When President Obama and Vice President Biden broke ground at two Michigan electric car battery plants in 2010 — both built with $300 million of stimulus money — unemployed workers in the region rejoiced. Two years later, though, it turns out that the two Korean companies in charge of the plants, LG Chem and Dow Kokam, have used many Korean parts and hired Korean nationals to fill jobs, according to CBS.
“I think there’s a lot of anger out there, not to be confused with any sort of prejudice against anyone from another country,” said Mark Mangione, who represents 1,000 labor union members in west Michigan. “This is American taxpayer dollars and there should be American jobs that are created with those American taxpayer dollars.”
Adding to the outrage is LG Chem and Dow Kokam’s ignorance of transparency on the matter. The number of Korean workers currently working in Michigan on the projects is difficult to ascertain. The two companies claim all of their workers are skilled workers, but Michiganders nonetheless feel slighted. Training of Americans on U.S. soil is what they want.

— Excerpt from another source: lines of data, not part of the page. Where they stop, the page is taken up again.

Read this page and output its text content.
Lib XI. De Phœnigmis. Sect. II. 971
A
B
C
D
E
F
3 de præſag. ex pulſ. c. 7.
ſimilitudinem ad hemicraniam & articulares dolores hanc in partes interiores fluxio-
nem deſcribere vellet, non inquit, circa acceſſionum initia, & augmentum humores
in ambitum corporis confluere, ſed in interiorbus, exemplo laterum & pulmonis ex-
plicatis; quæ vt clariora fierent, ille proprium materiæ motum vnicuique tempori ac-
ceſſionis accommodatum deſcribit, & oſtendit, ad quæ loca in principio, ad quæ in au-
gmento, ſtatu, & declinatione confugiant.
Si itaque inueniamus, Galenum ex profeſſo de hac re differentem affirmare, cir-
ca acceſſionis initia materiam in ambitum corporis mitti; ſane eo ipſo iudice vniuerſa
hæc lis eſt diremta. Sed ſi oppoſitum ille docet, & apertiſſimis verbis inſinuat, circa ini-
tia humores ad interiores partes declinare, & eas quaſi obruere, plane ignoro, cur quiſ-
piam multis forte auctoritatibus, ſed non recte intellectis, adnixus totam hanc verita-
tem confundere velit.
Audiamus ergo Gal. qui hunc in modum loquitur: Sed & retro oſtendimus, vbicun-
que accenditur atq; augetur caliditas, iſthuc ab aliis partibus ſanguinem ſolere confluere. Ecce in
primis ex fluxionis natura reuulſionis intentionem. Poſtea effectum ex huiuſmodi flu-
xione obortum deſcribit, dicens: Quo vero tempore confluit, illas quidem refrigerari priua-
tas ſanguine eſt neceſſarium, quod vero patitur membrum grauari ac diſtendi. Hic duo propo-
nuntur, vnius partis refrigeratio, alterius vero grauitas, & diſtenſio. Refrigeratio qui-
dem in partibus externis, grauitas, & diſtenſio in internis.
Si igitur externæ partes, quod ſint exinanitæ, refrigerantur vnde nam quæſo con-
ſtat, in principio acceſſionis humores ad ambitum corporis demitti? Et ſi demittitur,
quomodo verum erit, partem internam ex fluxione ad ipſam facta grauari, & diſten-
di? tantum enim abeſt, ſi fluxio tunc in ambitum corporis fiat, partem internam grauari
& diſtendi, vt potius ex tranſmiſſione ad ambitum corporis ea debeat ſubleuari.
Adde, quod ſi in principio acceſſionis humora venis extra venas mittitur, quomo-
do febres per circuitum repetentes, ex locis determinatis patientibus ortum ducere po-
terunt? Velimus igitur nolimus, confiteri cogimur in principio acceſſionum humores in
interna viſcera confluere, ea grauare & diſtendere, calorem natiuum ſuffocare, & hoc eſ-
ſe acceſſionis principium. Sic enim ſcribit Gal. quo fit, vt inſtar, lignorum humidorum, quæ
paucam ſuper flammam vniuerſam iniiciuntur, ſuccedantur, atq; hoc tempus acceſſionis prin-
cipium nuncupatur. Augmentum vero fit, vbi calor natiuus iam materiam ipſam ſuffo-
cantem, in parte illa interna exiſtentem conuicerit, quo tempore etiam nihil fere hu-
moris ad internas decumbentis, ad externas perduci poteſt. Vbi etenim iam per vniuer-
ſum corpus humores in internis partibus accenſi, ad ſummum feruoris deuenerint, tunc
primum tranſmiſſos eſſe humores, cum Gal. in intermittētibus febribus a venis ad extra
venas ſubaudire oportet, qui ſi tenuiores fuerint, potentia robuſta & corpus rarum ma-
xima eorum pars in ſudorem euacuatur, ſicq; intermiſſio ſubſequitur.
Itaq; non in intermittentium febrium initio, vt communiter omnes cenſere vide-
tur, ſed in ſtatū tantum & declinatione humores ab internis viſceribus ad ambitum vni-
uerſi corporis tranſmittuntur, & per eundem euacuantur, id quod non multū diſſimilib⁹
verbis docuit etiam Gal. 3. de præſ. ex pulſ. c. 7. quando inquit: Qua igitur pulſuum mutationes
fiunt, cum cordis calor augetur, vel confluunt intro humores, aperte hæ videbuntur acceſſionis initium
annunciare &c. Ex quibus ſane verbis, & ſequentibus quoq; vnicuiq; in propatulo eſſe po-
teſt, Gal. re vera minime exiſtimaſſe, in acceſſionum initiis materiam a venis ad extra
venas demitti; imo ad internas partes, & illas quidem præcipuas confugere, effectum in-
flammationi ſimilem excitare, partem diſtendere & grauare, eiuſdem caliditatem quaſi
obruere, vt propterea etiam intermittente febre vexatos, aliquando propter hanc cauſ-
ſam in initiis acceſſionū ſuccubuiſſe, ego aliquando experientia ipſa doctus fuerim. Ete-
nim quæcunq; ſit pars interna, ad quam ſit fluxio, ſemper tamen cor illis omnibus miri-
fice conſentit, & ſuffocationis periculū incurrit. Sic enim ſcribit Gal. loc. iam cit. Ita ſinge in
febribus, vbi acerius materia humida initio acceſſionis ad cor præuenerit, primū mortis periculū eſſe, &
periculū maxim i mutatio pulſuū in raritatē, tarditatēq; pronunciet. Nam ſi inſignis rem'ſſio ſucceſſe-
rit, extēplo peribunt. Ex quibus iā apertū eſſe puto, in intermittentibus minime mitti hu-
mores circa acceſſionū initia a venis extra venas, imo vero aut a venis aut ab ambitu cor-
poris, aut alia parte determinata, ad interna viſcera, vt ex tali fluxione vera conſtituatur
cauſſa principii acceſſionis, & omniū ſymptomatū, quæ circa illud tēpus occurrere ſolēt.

Unions, which have received little cooperation in their inquiry, have filed a Freedom of Information Act (FOIA) request, hoping to look at LG Chem’s payroll.
Energy Department officials say they’re confident all laws are being obeyed, but declined our interview request to talk about foreign workers on stimulus jobs. The companies pointed us to broad totals, saying stimulus money has indirectly helped create 2,000 temporary construction jobs and 300 full time jobs.
The stimulus brought new jobs to Michigan, and for that everyone is thankful. It just seems that not all of these jobs were filled by Michigan workers…or American workers at all for that matter.